Врачей отпустили. Вот это номер! А как же почта Лидии Тимашук и орден. Как журналистка Елена Кононенко, прославлявшая бдительность и героиню этой самой бдительности, бдительность олицетворенную, персонифицированную бдительность, бдительность, показанную на обозрение всему миру.

Ибо смерть Сталина не произвела на нас, многоопытных, надлежащего впечатления.

Уже давно играла какая-то небесная музыка, когда мы поползли вперед. Никто не сказал ни слова – каждый справлялся с новостью сам.

Уже замерцали огни поселка. Навстречу к ползущим выходили их жены, подчиненные и начальники. Навстречу мне не вышел никто – я сам должен был доползти до барака, до комнаты, до койки, зажечь и растопить железную печку. И когда я согрелся, напился горячей воды, согретой в кружке прямо в печке, на горящих дровах, выпрямился перед огнем, чувствуя, как теплый свет пробегает по моему лицу – не вся же кожа лица была отморожена раньше – были ведь и сохранившиеся пятна, дольки, части, – я принял решение. 

На следующий день я подал заявление об увольнении.

– Увольнение – в руце божией, – насмешливо сказал начальник района, но заявление принял, и с очередной фельдъегерской почтой это заявление увезли.

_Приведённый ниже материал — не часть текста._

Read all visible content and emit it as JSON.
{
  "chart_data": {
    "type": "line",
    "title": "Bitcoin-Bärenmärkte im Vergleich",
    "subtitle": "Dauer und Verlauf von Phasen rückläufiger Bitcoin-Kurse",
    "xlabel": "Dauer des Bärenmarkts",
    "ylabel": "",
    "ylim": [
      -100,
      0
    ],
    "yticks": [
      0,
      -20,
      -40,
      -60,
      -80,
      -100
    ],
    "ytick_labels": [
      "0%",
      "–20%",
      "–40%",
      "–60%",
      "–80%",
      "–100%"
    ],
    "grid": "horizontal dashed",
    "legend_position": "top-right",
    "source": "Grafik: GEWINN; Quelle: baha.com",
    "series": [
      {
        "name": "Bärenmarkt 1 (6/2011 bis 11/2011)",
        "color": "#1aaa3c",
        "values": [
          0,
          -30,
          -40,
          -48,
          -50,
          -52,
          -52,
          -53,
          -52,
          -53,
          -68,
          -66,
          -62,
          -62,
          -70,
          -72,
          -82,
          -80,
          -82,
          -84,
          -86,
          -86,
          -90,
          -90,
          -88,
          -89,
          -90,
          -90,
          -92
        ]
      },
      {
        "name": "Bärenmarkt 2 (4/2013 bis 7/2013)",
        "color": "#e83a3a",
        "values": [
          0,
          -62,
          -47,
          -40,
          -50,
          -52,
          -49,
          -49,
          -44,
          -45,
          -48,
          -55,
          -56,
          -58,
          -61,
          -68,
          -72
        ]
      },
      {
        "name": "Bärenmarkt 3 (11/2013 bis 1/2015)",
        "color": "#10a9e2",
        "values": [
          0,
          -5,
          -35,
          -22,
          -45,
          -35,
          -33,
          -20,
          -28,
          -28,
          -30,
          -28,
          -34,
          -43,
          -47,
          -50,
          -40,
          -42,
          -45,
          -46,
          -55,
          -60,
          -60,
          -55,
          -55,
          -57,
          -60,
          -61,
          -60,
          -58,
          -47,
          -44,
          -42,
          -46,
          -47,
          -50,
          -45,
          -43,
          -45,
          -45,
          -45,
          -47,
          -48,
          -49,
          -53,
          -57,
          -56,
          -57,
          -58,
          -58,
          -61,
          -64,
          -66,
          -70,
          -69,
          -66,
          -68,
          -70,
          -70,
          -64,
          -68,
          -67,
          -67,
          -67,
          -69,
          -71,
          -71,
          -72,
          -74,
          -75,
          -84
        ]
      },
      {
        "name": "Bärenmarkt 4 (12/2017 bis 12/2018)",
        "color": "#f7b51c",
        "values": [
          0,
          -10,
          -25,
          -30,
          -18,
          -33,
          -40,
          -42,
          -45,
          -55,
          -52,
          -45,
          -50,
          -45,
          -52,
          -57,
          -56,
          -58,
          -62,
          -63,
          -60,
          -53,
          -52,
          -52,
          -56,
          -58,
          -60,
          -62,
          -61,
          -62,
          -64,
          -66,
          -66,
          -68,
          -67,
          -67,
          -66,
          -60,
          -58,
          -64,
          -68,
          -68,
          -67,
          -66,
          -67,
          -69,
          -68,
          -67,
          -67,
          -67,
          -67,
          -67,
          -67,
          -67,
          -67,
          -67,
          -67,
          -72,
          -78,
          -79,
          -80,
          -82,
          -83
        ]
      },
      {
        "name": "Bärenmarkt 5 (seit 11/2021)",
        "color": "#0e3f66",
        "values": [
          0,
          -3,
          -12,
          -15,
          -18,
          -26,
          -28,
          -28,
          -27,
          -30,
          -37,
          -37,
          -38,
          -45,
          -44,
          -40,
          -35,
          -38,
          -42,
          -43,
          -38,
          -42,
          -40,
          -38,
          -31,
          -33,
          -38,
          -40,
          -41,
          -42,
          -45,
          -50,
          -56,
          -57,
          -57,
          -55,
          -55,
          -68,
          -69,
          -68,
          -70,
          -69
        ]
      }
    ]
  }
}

«На Колыме я семнадцать лет. Прошу меня уволить. Я не пользуюсь, как бывший заключенный, никакими правами на выслугу лет, на начисления. Расходов по моему увольнению государство почти не несет. Прошу». Через две недели я получил ответ-отказ без всяких мотивировок. Тут же я написал протест прокурору, требуя вмешательства и так далее.

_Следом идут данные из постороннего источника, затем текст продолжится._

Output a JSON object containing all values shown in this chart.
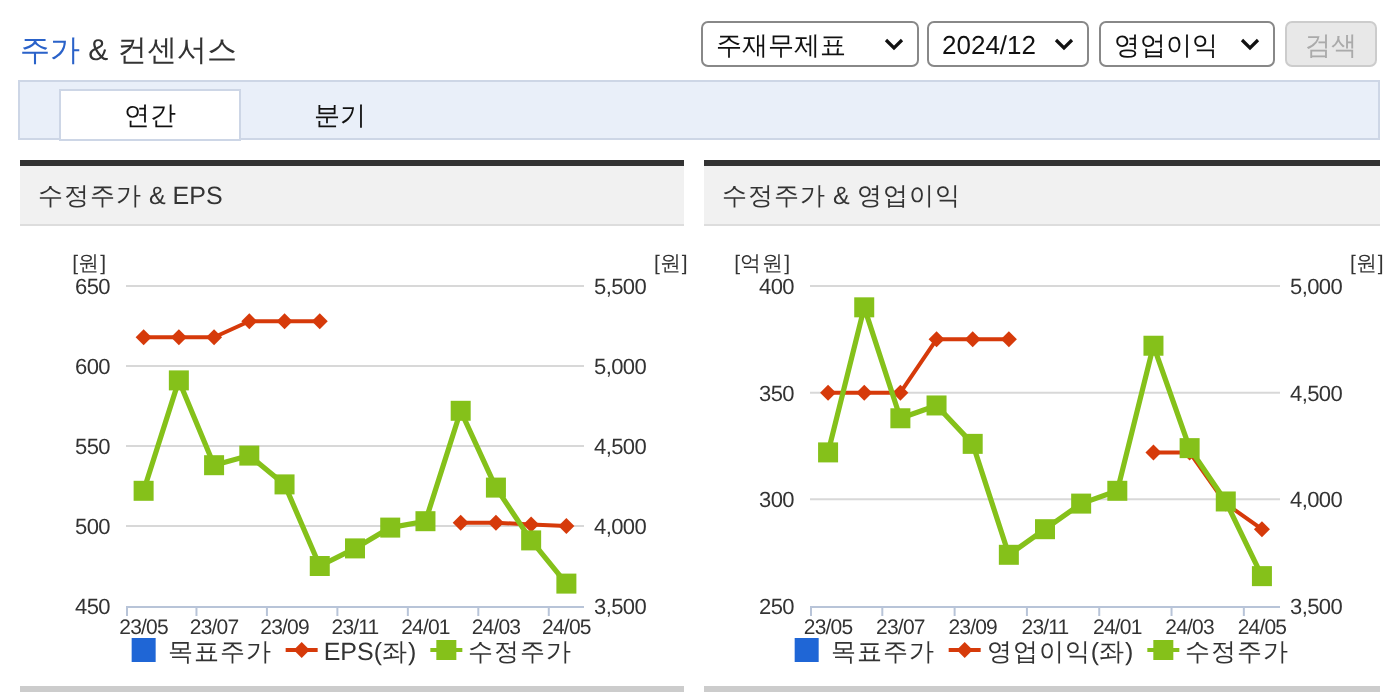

Суть была в том, что если возникает какая-нибудь надежда – должны быть сняты или разбиты всякие юридические оковы – чтобы формальности, бумажки не задержали. Скорее всего – переписка моя бесполезна. А вдруг…

В клубе сорвали портреты Берии, а я все писал, писал… Арест Берии не укрепил меня в моих надеждах. Те события совершались как бы сами по себе, и тайная их связь с моей судьбой не ощущалась явно. Не о Берии мне надо было думать.

Прокурор ответил через две недели. Это был прокурор, занимавший высокие должности в соседнем управлении. Прокурор был снят с работы и переведен в захолустье. Жена прокурора торговала швейными машинами по удесятеренным ценам – об этом даже был написан фельетон. Прокурор пробовал обороняться наиболее привычным оружием – доносил, что дневальный начальника управления Азбукин торгует среди заключенных махоркой по десять рублей за цигарку. А махорку получает в посылках с материка самолетами, чуть ли не дипломатической почтой – по особым весовым багажным нормам для высшего начальства, а то и вовсе без всяких норм. За столом начальника управления садились по двадцать человек ежедневно, и никакие полярные ставки, никакие выслуги лет не могли покрыть расходов на вино, на фрукты. Начальник управления был нежный семьянин, отец двух детей. Все расходы покрывала продажа махорки – десять рублей самодельная папироса – восемь спичечных коробков, шестьдесят папирос в пачке-осьмушке. Шестьсот рублей восьмушка, пятьдесят граммов – игра стоила свеч.